CHINA / SOCIETY
New round of citywide nucleic acid testing necessary to stamp out community infections in Shanghai
Published: Apr 25, 2022 02:36 PM Updated: Apr 25, 2022 02:31 PM
Residents take nucleic acid tests during a lockdown in Shanghai on April 24, 2022. Photo: VCG
Residents take nucleic acid tests during a lockdown in Shanghai on April 24, 2022. Photo: VCG
 
Shanghai will conduct a new round of citywide nucleic acid testing from Tuesday covering all the areas in lockdown, and under control and precaution as part of the new campaign involving “nine major” measures from last Friday to step up the decisive battle to stamp out infections within communities.

The city registered 2,472 confirmed cases and 16,983 asymptomatic carriers on Sunday. Among these infections, 69 confirmed cases and 148 asymptomatic silent carriers were discovered in a mass-screening of at-risk groups.

From Tuesday, all personnel in the locked down, controlled and precaution areas will undergo a new round nucleic acid testing, Zhao Dandan, deputy director of the Shanghai Municipal Health Commission announced at the press briefing on Monday.

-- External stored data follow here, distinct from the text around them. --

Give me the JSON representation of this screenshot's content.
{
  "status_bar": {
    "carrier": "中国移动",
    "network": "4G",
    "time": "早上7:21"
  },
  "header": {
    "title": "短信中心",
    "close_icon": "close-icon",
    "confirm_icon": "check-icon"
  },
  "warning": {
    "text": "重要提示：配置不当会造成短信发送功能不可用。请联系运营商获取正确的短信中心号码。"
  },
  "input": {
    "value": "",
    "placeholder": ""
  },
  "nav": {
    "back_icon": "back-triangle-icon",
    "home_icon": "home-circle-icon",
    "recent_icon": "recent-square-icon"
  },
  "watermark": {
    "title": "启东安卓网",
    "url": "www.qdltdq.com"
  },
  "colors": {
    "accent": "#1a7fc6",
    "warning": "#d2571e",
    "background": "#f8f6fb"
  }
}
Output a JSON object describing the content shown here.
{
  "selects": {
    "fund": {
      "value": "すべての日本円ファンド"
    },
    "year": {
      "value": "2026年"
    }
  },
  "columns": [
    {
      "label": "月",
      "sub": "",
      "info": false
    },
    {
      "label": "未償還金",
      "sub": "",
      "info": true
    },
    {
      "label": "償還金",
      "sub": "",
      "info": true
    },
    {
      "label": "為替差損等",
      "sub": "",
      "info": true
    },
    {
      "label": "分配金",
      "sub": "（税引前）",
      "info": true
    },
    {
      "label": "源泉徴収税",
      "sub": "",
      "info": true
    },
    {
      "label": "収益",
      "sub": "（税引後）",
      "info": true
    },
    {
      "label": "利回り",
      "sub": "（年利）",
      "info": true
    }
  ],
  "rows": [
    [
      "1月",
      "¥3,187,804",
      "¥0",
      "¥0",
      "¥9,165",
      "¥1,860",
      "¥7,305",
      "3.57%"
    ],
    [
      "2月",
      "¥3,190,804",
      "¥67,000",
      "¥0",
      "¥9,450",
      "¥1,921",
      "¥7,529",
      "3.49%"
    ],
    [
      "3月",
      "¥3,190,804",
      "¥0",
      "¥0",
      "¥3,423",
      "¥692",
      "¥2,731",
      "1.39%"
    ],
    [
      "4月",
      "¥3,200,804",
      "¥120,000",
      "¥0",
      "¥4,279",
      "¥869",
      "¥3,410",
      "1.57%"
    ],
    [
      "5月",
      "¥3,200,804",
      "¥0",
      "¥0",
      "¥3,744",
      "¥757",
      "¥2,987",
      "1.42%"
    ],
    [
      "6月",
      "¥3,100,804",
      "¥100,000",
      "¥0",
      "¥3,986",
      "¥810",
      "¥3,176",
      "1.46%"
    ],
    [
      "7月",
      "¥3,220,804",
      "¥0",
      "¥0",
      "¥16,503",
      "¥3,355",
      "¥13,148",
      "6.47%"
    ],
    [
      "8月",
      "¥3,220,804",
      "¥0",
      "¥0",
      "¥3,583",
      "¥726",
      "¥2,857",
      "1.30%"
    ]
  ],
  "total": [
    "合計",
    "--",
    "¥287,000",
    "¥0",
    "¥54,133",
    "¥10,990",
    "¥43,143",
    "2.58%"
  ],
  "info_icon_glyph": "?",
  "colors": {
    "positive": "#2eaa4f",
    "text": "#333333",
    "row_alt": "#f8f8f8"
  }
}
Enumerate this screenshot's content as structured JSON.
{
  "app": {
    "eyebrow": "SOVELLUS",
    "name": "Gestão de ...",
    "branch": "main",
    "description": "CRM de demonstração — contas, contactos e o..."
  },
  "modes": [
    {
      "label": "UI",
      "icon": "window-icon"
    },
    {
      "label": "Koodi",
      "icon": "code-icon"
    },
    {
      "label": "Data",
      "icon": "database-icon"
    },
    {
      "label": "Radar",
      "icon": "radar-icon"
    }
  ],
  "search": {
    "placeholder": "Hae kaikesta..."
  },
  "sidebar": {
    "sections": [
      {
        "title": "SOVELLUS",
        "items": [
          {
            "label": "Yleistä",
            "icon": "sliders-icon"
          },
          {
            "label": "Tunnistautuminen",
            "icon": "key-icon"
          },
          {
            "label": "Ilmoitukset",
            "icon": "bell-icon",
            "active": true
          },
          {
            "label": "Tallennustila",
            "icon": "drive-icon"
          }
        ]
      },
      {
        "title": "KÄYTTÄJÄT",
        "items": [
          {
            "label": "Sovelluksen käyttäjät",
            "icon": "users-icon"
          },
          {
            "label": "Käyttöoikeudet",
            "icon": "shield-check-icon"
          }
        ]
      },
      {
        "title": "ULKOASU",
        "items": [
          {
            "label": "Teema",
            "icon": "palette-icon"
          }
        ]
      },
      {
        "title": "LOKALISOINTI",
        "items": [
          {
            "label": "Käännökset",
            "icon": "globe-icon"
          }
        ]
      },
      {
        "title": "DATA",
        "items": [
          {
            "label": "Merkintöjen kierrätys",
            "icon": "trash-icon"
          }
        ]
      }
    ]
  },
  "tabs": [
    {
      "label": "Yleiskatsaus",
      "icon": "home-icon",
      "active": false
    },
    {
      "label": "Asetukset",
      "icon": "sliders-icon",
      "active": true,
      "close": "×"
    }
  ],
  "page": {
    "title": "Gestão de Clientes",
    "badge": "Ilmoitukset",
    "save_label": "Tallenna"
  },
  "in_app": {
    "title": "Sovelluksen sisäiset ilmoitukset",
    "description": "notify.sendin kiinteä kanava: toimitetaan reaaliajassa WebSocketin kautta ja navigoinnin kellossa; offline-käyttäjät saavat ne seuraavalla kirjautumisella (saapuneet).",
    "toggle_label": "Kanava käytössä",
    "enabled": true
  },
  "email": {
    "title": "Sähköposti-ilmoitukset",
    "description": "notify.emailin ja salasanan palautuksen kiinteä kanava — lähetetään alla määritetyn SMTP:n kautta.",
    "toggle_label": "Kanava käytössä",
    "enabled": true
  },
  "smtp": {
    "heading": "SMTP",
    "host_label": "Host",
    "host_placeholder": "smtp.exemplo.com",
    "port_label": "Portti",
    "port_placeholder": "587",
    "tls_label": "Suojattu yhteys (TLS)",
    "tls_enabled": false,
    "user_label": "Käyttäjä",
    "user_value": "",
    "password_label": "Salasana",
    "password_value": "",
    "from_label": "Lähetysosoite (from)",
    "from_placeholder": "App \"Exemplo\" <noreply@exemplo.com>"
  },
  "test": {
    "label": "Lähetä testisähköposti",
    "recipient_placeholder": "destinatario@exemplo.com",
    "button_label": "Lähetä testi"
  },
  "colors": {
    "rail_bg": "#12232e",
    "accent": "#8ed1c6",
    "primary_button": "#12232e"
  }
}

As a detection method with high sensitivity to judge whether individuals have contracted the virus, nucleic acid testing has always served as a diagnosis of COVID-19 in China’s COVID-19 diagnosis and treatment protocols, Hu Xiaobo, director of Shanghai Center For Clinical Laboratory said during the press briefing in response to the public’s concerns about the necessity of repeated mass-screening and whether it can be replaced with antigen testing, since the city has been placed under "static management" and residents have been required to stay in their homes for about a month.

Hu explained that nucleic acid testing can more easily detect the virus and the method is of higher sensitivity and specificity.

If the entire procedure can be accurate in all aspects involving sampling, transporting, verification, detection, result interpretation and reporting, the testing accuracy can be very high under ideal conditions.

Hu also noted that the accuracy is also affected by other factors such as the samples’ quality, the temperature and time of the storage of the samples and the operation of the testing process.

Supplementing nucleic acid testing, antigen testing has been adopted in the city-wide mass-screening since it is more swift and convenient in operation compared with nucleic acid testing, which is suitable for self-testing.

However, it has less sensitivity compared with nucleic acid testing. In the initial stage of infection, an infected person does not show symptoms and can test negative in antigen tests. Besides, the accuracy of antigen testing also depends on if the operation is standard. So antigen testing cannot take the place of nucleic acid testing.

Given the incubation period of the course of COVID-19 infections and different viral loads of different individuals, repeated mass nucleic acid testing is necessary to detect those infections with low viral loads as early as possible to dynamically stamp out community infection as soon as possible.